ON THE BENCH: Back at the shop, I connected the VLA-200 to the service monitor to give it the technician once-over. The VLA-200 output is especially clean with spurs and harmonics remaining at relative levels whether the amp was on or not. In other words, the VLA-200 will not increase baseband spectrum noise above what your radio already puts out. The VLA-200 is very, very clean!

The output power is slightly over-rated as the two transistors used in the VLA-200 (NTE equivalent is the 352) are actually rated for a maximum input of 18 watts and an output of 80 watts each (safe maximum). That would mean that the VLA-200 will take 36 watts input and give 160 watts output safely. Beyond that, you risk great damage to the transistor devices! I was able to run 150 watts for short periods of time with 35 watts input for testing. The VLA-200 did not strain under load until SWR reached levels of 1.5:1 or greater. Although the VLA-200 will operate into higher loads, the temperature increases at exponential rates as the load rises above 1.5:1. For you ‘techies’, you should know that the VLA-200 is much more forgiving of inductive loads, but does not tolerate capacitive loads for very long.

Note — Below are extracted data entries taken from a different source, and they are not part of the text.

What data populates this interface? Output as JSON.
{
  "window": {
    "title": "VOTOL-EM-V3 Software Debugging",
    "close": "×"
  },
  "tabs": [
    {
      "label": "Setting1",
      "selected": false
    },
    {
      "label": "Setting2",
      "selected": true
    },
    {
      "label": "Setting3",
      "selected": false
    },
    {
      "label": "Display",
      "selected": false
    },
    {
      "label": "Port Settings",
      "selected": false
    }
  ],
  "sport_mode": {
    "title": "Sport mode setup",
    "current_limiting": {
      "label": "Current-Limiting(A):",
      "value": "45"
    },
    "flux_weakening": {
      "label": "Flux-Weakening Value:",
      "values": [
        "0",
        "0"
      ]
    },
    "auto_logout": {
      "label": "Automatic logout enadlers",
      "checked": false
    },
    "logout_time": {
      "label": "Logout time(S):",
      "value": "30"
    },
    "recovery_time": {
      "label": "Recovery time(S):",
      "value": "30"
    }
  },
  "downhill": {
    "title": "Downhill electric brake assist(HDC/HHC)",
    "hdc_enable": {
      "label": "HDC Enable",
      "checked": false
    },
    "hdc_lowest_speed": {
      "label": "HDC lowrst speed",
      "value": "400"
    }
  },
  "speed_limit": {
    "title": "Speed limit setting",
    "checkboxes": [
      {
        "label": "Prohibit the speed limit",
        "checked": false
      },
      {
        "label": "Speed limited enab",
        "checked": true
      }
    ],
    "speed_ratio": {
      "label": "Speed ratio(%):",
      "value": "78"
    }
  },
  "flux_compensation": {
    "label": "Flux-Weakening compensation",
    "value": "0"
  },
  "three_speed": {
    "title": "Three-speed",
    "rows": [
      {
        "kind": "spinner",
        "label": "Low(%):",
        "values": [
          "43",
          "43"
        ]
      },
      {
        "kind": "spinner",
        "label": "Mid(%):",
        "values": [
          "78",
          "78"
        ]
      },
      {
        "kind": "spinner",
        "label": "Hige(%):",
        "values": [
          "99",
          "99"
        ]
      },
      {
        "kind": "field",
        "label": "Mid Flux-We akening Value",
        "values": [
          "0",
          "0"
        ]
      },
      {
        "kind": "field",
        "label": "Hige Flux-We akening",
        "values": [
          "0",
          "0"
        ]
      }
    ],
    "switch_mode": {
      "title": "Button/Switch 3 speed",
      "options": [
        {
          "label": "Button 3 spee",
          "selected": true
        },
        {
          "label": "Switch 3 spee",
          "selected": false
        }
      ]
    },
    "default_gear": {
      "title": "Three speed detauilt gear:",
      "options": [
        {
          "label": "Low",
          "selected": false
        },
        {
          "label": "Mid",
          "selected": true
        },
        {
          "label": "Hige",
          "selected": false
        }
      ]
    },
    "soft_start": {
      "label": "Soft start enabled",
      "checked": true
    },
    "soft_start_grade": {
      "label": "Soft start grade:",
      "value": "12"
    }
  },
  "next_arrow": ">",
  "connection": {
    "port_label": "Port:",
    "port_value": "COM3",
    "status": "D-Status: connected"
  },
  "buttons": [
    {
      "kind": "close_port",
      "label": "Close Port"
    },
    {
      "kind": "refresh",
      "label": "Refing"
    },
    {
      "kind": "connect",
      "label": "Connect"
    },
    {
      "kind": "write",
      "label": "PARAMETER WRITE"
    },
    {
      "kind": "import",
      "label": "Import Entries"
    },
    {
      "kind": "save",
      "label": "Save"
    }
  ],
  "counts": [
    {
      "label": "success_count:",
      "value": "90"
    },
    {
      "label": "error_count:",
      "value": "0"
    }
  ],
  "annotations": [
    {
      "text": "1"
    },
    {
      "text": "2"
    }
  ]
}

Running just 30 watts output, the VLA-200 draws nearly 12 amps from the bench supply at 13.6 volts. Naturally, a great deal of the power not converted into RF becomes heat, and the VLA-200 creates a lot of heat. If you were to run the VLA-200 at higher levels for extended periods of time, the addition of extra heat sink is suggested.

For an everyday mobile or base amplifier, the VLA-200 is an exceptionally well built workhorse of an amplifier that will last a long time. Most users will probably never run the VLA-200 as hard as I have for these tests, but it’s nice to know that if you ever do, it will stand up to it and gladly ask for more.